Ricardo costa, director da SIC Notícias, apesar de não ser na minha opinião “a cara da vergonha do jornalismo Português”, tem no entanto feito muito nesse sentido. Recordo, ou explico para quem não viu, a má fotografia (mais uma) em que este jornalista ficou no final do programa “Prós & Contras” da passada 2ª feira, ao trazer um artigo que Carrilho escreveu sobre Morais Sarmento onde, num tom irónico, fazia referências ao facto de este ser um ex- toxicodependente. O artigo era de muito mau gosto sem dúvida, a questão é que quando Carrilho refere que se trata de uma resposta a acusações primeiramente feitas por Sarmento e pergunta a Ricardo Costa se tem consigo essas acusações ou se as conhece para que aquele artigo tenha um contexto, este responde que não – o director de um dos meios de referência em Portugal faz em directo tudo o que um bom jornalista não deve fazer. É grave e acontece frequentemente, naturalmente não apenas com Carrilho .

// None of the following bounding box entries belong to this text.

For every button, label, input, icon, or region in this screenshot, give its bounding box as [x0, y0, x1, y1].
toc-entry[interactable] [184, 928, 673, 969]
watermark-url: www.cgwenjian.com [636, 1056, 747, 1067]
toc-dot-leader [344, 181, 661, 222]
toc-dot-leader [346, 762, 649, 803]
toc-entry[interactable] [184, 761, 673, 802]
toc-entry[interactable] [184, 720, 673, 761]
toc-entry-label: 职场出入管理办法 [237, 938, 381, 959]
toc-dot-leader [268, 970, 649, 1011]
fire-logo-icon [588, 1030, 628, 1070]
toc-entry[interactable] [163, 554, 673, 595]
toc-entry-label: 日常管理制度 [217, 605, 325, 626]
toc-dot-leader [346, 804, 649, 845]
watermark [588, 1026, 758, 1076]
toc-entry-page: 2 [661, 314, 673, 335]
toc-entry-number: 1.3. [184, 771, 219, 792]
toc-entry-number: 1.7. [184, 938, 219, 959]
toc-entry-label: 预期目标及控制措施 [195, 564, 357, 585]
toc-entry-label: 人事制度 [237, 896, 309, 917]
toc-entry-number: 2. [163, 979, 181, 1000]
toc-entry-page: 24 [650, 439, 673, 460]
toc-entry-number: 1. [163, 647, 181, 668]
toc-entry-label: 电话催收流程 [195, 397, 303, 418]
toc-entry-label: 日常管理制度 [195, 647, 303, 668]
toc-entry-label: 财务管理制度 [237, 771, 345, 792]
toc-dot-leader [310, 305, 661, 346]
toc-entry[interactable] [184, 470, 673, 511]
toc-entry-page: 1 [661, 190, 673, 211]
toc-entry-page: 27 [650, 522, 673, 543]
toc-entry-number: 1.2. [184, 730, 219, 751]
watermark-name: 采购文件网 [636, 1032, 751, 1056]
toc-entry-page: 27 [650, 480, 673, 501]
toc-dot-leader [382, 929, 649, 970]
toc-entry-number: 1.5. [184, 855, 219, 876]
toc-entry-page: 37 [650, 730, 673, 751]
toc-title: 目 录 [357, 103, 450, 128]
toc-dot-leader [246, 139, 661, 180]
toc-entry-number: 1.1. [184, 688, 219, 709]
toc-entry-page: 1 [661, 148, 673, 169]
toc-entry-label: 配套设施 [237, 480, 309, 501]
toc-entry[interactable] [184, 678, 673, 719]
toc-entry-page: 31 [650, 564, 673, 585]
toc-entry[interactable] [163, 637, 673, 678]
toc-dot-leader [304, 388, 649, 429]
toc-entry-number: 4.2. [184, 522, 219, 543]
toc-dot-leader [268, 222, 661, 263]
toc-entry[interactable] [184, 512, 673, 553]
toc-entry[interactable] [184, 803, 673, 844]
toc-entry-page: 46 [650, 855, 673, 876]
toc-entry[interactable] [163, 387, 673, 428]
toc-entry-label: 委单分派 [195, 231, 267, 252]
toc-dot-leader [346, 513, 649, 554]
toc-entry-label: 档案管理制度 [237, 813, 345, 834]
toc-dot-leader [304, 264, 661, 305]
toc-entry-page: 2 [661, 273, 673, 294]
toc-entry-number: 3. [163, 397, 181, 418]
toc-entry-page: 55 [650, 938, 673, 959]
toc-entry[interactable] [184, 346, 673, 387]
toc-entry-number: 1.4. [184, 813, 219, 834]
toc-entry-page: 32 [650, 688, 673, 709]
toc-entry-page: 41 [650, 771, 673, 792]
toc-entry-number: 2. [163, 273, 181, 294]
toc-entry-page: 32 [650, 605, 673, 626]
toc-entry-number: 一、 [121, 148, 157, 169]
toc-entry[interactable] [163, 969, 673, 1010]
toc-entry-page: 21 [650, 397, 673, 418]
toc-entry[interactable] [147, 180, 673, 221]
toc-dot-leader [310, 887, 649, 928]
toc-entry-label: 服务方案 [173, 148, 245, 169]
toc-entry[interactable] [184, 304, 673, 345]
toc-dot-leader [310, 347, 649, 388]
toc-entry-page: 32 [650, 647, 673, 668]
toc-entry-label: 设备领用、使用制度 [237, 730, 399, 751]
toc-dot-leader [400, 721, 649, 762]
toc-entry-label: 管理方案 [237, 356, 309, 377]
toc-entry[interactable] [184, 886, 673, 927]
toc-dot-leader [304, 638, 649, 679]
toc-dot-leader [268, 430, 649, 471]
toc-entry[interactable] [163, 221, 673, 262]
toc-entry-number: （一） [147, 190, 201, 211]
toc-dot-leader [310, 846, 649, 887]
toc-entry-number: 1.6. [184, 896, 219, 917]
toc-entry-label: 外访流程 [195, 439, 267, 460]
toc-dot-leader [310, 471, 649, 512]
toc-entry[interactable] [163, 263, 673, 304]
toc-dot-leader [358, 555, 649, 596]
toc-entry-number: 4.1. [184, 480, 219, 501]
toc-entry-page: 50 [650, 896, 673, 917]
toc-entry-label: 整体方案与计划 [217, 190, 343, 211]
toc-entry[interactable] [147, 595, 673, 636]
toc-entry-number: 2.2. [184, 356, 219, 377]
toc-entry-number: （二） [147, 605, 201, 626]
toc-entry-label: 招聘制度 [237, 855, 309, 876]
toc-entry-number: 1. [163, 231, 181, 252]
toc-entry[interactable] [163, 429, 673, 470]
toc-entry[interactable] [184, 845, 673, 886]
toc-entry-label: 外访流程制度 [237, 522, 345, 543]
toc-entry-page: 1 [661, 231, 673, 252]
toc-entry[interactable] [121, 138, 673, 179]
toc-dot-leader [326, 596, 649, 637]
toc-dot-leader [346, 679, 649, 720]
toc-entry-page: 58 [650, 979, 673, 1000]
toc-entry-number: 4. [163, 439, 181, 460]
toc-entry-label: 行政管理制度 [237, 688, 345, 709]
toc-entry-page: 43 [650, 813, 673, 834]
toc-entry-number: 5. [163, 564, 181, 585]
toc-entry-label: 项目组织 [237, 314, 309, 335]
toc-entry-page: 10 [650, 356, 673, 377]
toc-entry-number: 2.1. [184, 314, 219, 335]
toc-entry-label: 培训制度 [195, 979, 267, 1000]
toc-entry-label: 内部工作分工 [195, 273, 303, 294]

Por muito discutível que seja o livro de Carrilho, algo de muito importante rapidamente aconteceu: escrevem-se artigos, fazem-se debates, publicam-se reacções. Numa palavra, discute-se a comunicação social portuguesa. O mérito pela primeira acção deste género em Portugal já ninguém o pode tirar a Carrilho. Os acontecimentos subsequentes provaram que fazia falta algo do género no seio do corporativismo económico-político que controla os meios de comunicação em Portugal.
As primeiras conclusões de todo este debate e discussão são muito pouco animadoras:
de acordo com uma investigação realizada no âmbito de uma tese de mestrado, mais de 70% das notícias veiculadas pelos órgãos de comunicação social provêem de gabinetes de imprensa ou agências de comunicação, o que compromete a independência das mesmas (notícias) e, talvez mais grave ainda, revela que há uma pré-selecção do que deve ser notícia;
na sequência do ponto anterior, a investigação que deveria ser o pilar de sustentação do jornalismo é substituída pelo laborioso trabalho de compilação do material que chega às redacções. Não há verbas, argumenta-se. Parece que em vez de se pagar a investigação, recebem-se pagamentos para que esta não se faça;
as redacções enchem-se de mão de obra barata (estagiários) sem experiência e por vezes sem qualidade (notória na péssima escrita/reportagem/directos apresentada por alguns meios);
as fontes de informação, quase sempre omitidas ao abrigo da garantia de protecção das mesmas, não são confirmadas ou validadas – a notícia faz manchete na 1ª página ou na abertura do telejornal, o desmentido tem direito a 3 linhas numa caixa minúscula às páginas tantas;
órgãos de comunicação são fontes de informação para outros órgãos de comunicação, sem qualquer preocupação em confirmar a veracidade das notícias – um pequeno exemplo recente no âmbito do futebol: a SIC Notícias avançou há 2 semanas que Carlos Queiroz teria assinado com o Benfica para o cargo de treinador. Além dos jornais desportivos, Público, DN e a rádio TSF (meios onde constatei pessoalmente), fazem repercussão da notícia sob a nota introdutória “De acordo com a SIC Notícias…”. Uma semana depois o treinador apresentado é Fernando Santos. A SIC notícias defende-se com uma má fonte de informação, os restantes sentem-se ilibados porque se limitaram a fazer uma reprodução. Isto é, na prática o que é notícia é a estação ter dado a notícia – mau de mais.
Os Lisboetas não gostaram do Carrilho e não votaram nele, nada mais democrático. Por outro lado, depois de um exercício de liberdade de expressão que visa a comunicação social, há por aí muitos jornalistas que virariam as costas a Carrilho se este lhes estendesse mão.